Corbyn quoted Liam Fox, the International Trade Secretary, who said a deal with the EU would be the “easiest in human history”; and he turned “coalition of chaos”, the Tory election slogan, against them. But he had no argument, because, on Brexit, the Labour Party doesn’t have a different position from the Government’s.

Or, rather, it has several positions. Labour is just as divided as the Conservatives. The Prime Minister had one prepared line today, which was to say that, with half the opposition wanting to stay in the single market and the other half wanting to get out, “the only hard border is down the middle of the Labour Party”.

It wasn’t a great put-down, and she didn’t deliver it with any dramatic conviction, but it is true that Corbyn’s party is divided. This might not matter if Labour had a brilliant parliamentary performer as leader, but it doesn’t.

So they traded well-worn lines – “all the Labour Party is planning for is a run on the pound”; “this really is a shambles” – and the real debate moved elsewhere.
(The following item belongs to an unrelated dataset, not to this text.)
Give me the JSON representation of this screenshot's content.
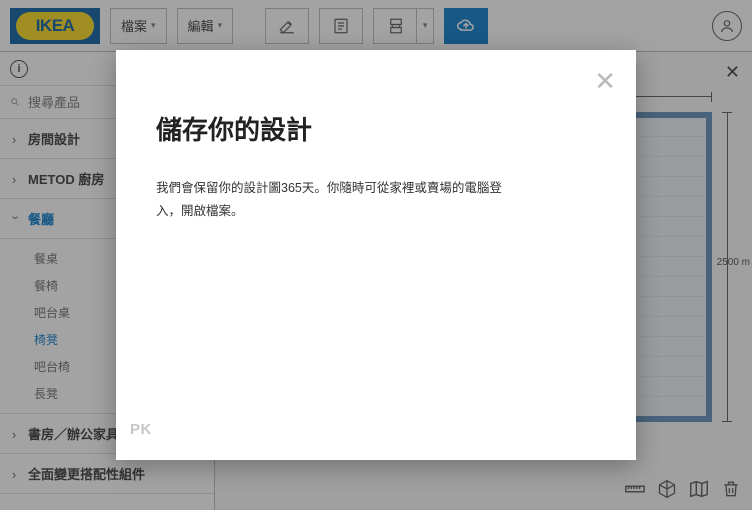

It was Labour backbenchers who cried “How?” repeatedly when May said the aim of the deal was to avoid a hard border in Ireland, which forced her to declare: “That’s the whole point of the second phase of the negotiations.” Which is, in fact, a sort of answer.

Theresa May says she will not explain how UK will prevent a hard Irish border until later in EU talks

The most dangerous questions for the Prime Minister came from her own side. Even more than the Democratic Unionist Party, the Tory Brexiters fear the draft text on the Irish border is going to sell out what they say the people voted for in the referendum.

Jacob Rees-Mogg, who is still the favourite at the bookies to succeed Theresa May as Tory leader (I know, I know), invited her to apply a “new coat of paint to her red lines” because he thought “they are starting to look a little pink”. She said, neutrally, “those principles remain”.

Corbyn mentioned universal credit once in his peroration. Perhaps it would have been better if he asked at least half his questions about that.